Diucapkan dengan intonasi meyakinkan, Indigo pun memutuskan untuk memercayai laki-laki itu terlebih dahulu. Seiring truk masih melaju, dia perhatikan pemandangan di luar jendela. Kontras dengan pedesaan, Indigo mendapati perkotaan menyajikan panorama yang amat berbeda. Alih-alih rumah kecil berbahan kayu atau bata, bangunan-bangunan tinggi berbahan beton serta kaca mengilap menjulang di pinggir jalan. Orang-orang berlalu lalang di antara gedung-gedung tersebut, tampak tak acuh satu sama lain, tak saling menyapa seperti orang-orang di desa tatkala mereka berpapasan.

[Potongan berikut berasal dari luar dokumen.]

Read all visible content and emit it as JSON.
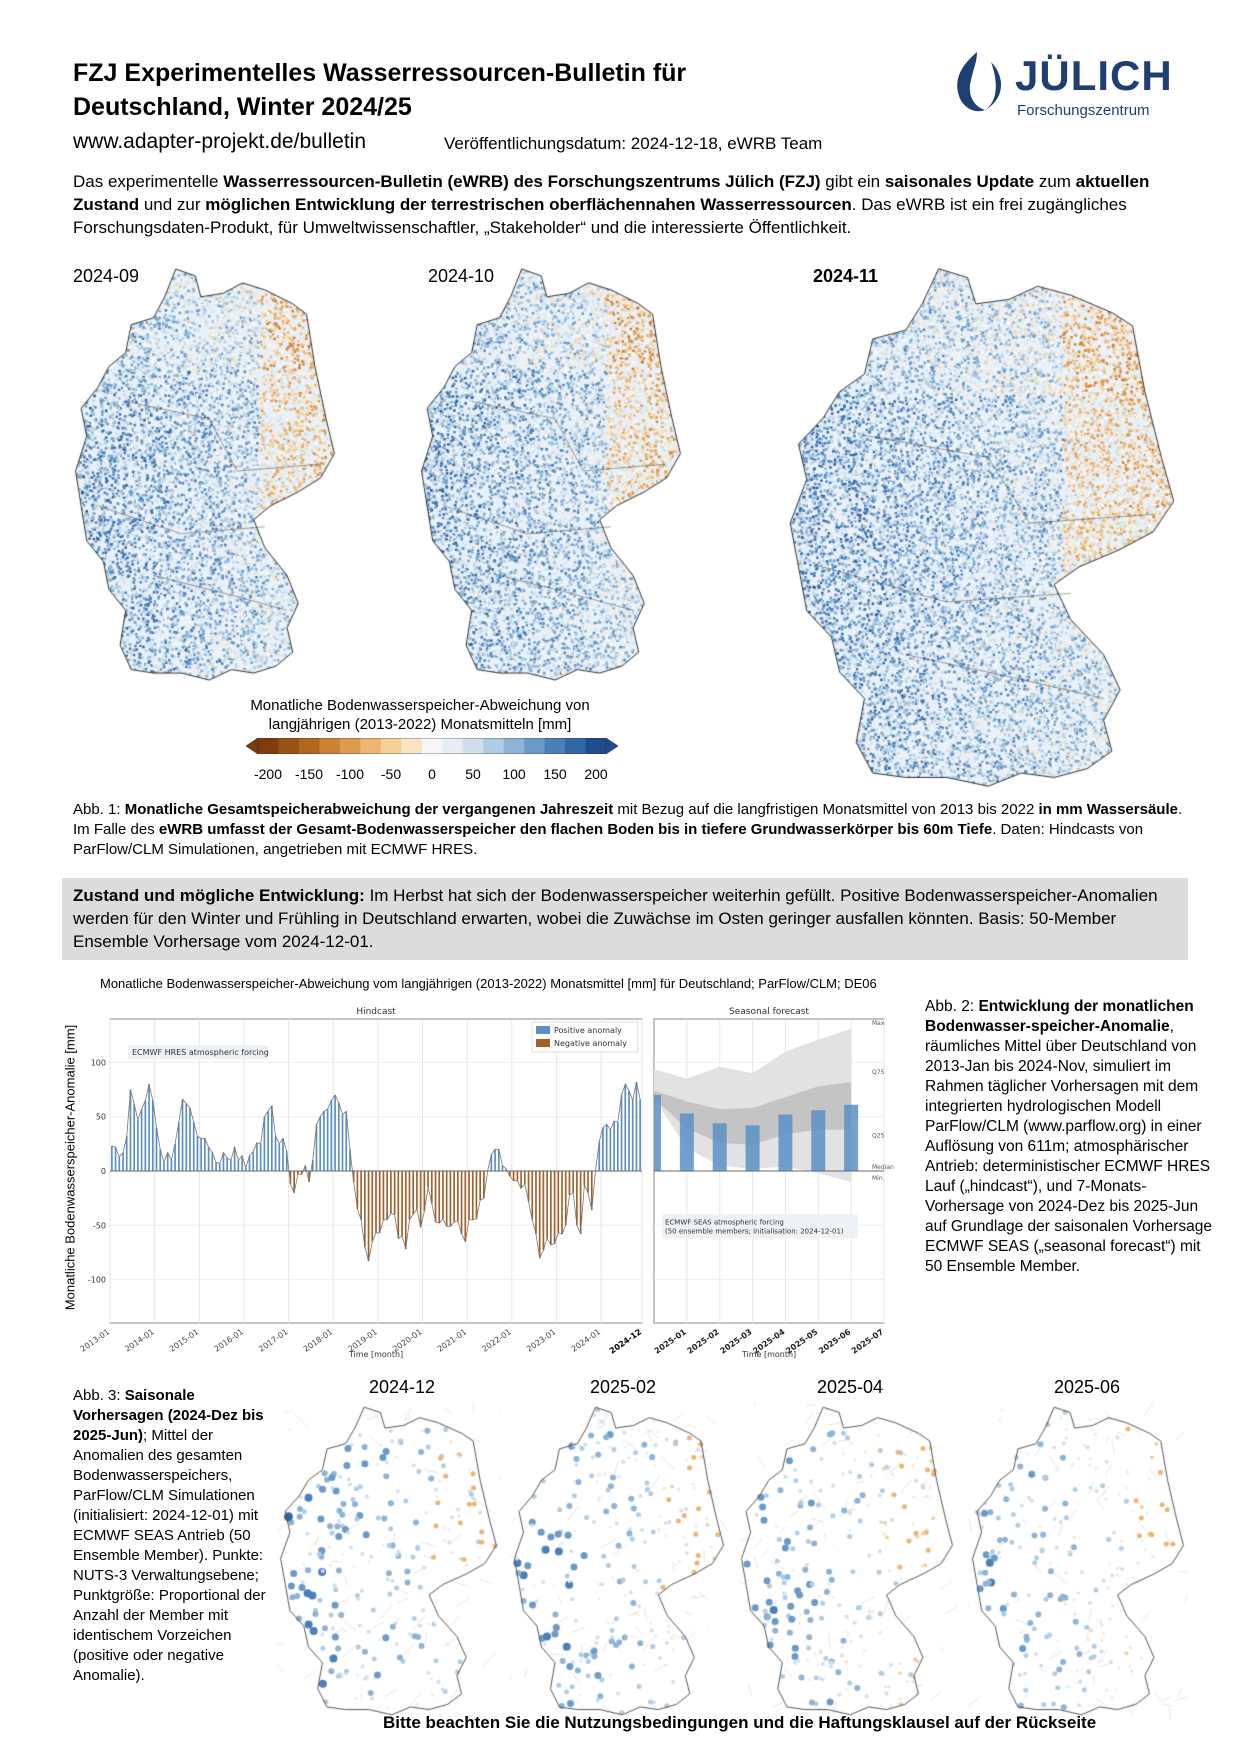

Indigo pikir dia akan dibawa ke salah satu gedung mewah yang tampak menjanjikan tersebut, nyatanya si supir truk malah membawanya ke sebuah pasar kumuh. Truk kecil pun menelusuri jalanan becek hingga akhirnya menepi di pinggir suatu gudang kumuh di sudut pasar. Di sana, supir truk mengantar Indigo ke hadapan seorang pria bongsor bertampang sangar yang sedang duduk santai sambil merokok. Pria bongsor dengan muka penuh codet itu tercengir dari pinggir, membuat Indigo serta-merta ketakutan seiring firasat buruk menerjangnya.

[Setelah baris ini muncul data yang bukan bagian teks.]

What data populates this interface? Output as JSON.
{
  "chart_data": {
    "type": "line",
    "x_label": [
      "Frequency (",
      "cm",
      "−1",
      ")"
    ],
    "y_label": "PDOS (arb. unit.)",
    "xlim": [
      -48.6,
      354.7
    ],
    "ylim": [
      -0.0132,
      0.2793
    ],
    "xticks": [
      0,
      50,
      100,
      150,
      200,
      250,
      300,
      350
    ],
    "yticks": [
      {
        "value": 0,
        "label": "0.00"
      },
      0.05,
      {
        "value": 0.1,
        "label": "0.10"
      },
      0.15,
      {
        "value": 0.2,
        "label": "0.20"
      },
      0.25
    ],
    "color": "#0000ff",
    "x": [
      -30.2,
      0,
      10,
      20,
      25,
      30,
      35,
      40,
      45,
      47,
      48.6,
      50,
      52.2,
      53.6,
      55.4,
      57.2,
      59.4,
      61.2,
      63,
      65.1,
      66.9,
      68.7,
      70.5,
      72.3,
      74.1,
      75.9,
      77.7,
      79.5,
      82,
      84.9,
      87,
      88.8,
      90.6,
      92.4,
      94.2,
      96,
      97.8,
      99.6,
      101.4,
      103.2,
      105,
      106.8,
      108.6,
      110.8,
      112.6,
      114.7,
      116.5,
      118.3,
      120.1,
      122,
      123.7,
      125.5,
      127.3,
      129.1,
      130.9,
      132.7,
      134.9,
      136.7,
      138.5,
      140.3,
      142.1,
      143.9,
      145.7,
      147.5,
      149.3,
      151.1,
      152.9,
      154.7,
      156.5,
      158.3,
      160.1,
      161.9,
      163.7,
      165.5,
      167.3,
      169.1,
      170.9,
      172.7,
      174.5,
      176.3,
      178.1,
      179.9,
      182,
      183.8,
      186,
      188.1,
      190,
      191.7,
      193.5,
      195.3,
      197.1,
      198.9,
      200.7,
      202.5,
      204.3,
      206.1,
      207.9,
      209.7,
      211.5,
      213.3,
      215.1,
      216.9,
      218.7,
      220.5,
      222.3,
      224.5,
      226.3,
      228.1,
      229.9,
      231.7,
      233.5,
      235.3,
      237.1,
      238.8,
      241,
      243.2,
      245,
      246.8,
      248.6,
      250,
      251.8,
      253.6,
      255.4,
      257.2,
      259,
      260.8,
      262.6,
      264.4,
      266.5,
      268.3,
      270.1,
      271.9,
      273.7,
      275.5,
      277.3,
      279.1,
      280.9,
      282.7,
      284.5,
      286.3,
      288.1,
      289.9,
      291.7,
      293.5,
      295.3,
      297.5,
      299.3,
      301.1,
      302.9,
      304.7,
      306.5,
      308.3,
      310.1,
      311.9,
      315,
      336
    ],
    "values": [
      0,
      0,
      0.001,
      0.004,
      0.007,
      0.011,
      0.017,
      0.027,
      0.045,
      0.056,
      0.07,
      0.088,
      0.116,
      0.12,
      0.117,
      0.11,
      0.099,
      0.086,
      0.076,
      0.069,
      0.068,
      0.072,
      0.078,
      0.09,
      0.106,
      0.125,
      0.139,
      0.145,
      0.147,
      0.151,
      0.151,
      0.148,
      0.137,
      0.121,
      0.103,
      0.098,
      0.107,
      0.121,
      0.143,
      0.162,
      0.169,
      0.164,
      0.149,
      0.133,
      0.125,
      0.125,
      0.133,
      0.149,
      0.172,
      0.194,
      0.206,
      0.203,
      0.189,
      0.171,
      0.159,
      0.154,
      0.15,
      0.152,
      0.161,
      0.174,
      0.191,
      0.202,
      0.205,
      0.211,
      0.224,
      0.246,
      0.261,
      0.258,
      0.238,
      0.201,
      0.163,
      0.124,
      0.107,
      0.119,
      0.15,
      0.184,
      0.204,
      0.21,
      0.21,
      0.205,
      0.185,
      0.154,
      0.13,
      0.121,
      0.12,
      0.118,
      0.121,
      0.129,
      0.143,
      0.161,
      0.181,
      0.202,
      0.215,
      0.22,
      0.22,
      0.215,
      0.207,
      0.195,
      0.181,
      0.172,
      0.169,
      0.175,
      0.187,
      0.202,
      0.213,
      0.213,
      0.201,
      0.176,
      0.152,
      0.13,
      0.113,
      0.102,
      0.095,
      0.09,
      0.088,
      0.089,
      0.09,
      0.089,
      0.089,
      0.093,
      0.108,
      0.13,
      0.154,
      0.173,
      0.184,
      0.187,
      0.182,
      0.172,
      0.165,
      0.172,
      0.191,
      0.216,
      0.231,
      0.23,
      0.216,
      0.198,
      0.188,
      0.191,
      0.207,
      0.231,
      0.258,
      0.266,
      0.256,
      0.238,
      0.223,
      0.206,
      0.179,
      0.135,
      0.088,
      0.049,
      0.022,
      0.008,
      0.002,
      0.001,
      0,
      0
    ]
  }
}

"Kenapa kamu bawa aku ke sini?" desis Indigo, nyaris mundur sebelum si supir truk tiba-tiba mencengkeram lengannya. Melalui sentuhan tersebut, Indigo bisa melihat si supir truk kelak akan mati akibat kebanyakan menenggak miras oplosan, tetapi tidak digubrisnya sebab pria itu kini menariknya ke dekat si pria bongsor.

"Buatku?" tanya si pria bongsor, meloloskan asap rokok dari mulutnya ke wajah Indigo.

"Mau? Tak usah mahal-mahal, harga biasa saja," cetus supir truk, kini menarik Indigo tepat ke depan si pria bongsor yang mengamatinya lekat-lekat dari atas sampai bawah.

Indigo pun meronta percuma dalam cengkeraman si supir truk, menyentak, "Aku sudah membayarmu! Lepaskan!"

Si supir truk mengabaikannya, justru berkata pada si pria bongsor, "Perempuan ini agak sinting, tapi bisalah kamu perdayakan untuk cari uang."

"Buat apa? Kukirim ke rumah bordil sebelah?" kilah si pria bongsor, masih menilai penampilan fisik Indigo dan sesegera mungkin tampak tak yakin.

"Kurang laku buat jual diri," balas supir truk. "Jadikan pengamen saja selagi cari yang butuh pembantu. Kasih nama sesukamu."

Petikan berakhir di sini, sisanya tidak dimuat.